We ride Magic Mountain and Air with Gear VR headsets strapped to our faces
Having your stomach turned over and your heart in your mouth just isn’t quite exhilarating enough these days. It was only a matter of time before we arrived at roller coaster VR.
Enter Galactica, the UK’s first roller coaster experience powered by a Samsung Gear VR headset and Alton Tower’s latest attempt at making people poop themselves. It’s basically the park’s veteran Air ‘flying’ ride with VR headsets thrown in to turn it into a journey through space.
And on the other side of the pond, there’s Samsung’s Gear VR experiences on rides at nine of Six Flags’ theme parks in the US, including Magic Mountain in its LA park.
Both are among the first to trial this new type of theme park thrill, with Thorpe Park in the UK joining in with Derren Brown’s HTC Vive-powered Ghost Train later this spring. The real question: is it thrilling enough to become a permanent fixture?
Lee Bell rides Galactica (UK)

Once I’m strapped in with a Gear VR on my face, Galactica’s VR experience is guided by an “on-board artificial intelligence” that transports me from a space station launch pad and up and around space.
Matching the twists and turns of the ride, the VR tour takes me face-first through the stratosphere of exploding planets as I physically feel the effects of the roller coaster tearing around the track.
And I have to say that Galactica doesn’t necessarily benefit hugely from the addition of VR.
Yes, the VR experience is improved by the exhilaration of my body being thrown around in the real world, adding to the digital experience, but while I’m flying around the track enjoying the content projected at me, it’s pretty impossible to shrug off that consciousness; the knowledge that I know the experience isn’t actually real.
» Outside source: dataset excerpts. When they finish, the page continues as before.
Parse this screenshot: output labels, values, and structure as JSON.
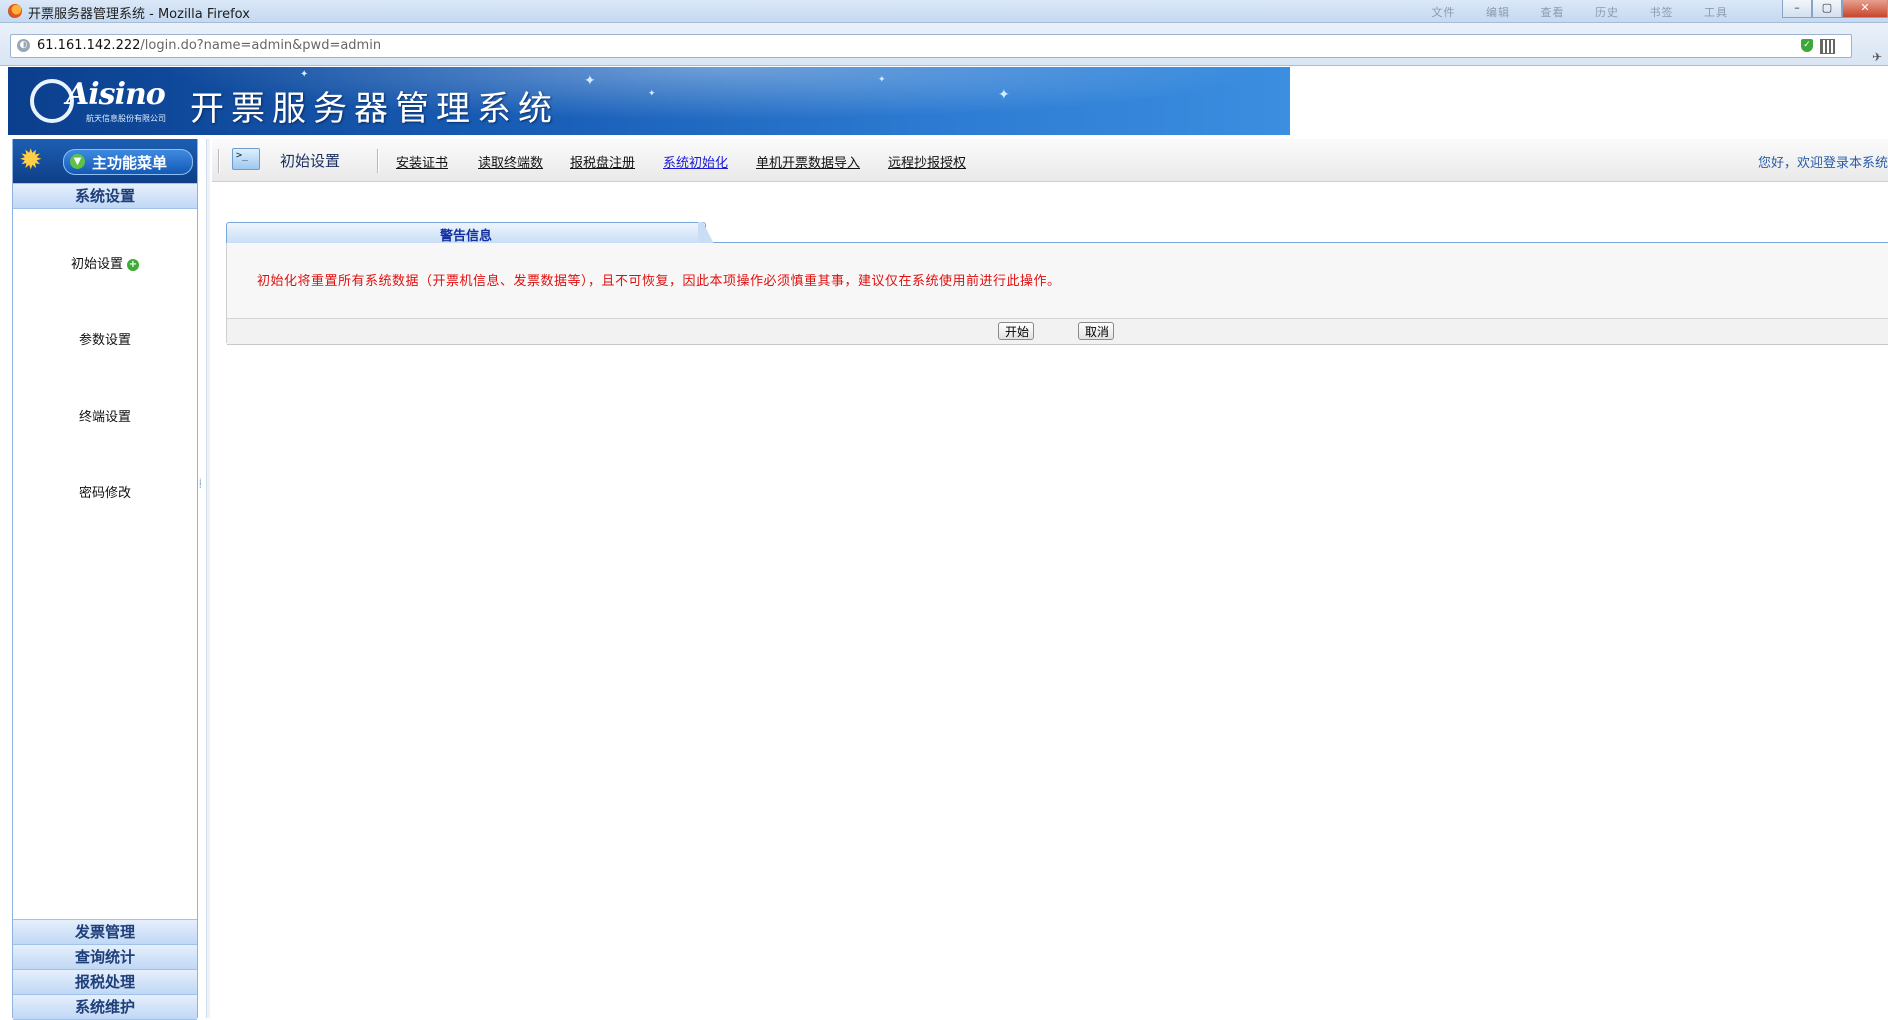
{
  "browser": {
    "window_title": "开票服务器管理系统 - Mozilla Firefox",
    "menu_items": [
      "文件",
      "编辑",
      "查看",
      "历史",
      "书签",
      "工具"
    ],
    "url_host": "61.161.142.222",
    "url_path": "/login.do?name=admin&pwd=admin"
  },
  "banner": {
    "logo_text": "Aisino",
    "logo_subtext": "航天信息股份有限公司",
    "title": "开票服务器管理系统"
  },
  "sidebar": {
    "menu_label": "主功能菜单",
    "active_section": "系统设置",
    "items": [
      {
        "label": "初始设置"
      },
      {
        "label": "参数设置"
      },
      {
        "label": "终端设置"
      },
      {
        "label": "密码修改"
      }
    ],
    "bottom_sections": [
      "发票管理",
      "查询统计",
      "报税处理",
      "系统维护"
    ]
  },
  "topnav": {
    "title": "初始设置",
    "links": [
      "安装证书",
      "读取终端数",
      "报税盘注册",
      "系统初始化",
      "单机开票数据导入",
      "远程抄报授权"
    ],
    "active_link": "系统初始化",
    "welcome": "您好，欢迎登录本系统"
  },
  "warning": {
    "tab_label": "警告信息",
    "message": "初始化将重置所有系统数据（开票机信息、发票数据等），且不可恢复，因此本项操作必须慎重其事，建议仅在系统使用前进行此操作。",
    "start_button": "开始",
    "cancel_button": "取消"
  },
  "colors": {
    "banner": "#185db6",
    "warning_text": "#e01010",
    "active_link": "#1b1bd6",
    "section_text": "#1f3f7a"
  }
}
While Galactica’s VR experience is immersive, there was always part of my brain wondering what’s happening to my body in the real world.
Perhaps I’m just nosey, but my biggest mistake was taking the headset off for my last ride, and seeing what was happening in the real world. I was just as content, if not more, in the experience without the VR.
This could be telling of VR (or mobile VR at least); that it isn’t truly realistic enough yet, or that as humans we will always be aware of the headset, that half the experience isn’t real, and what we truly want is a real experience.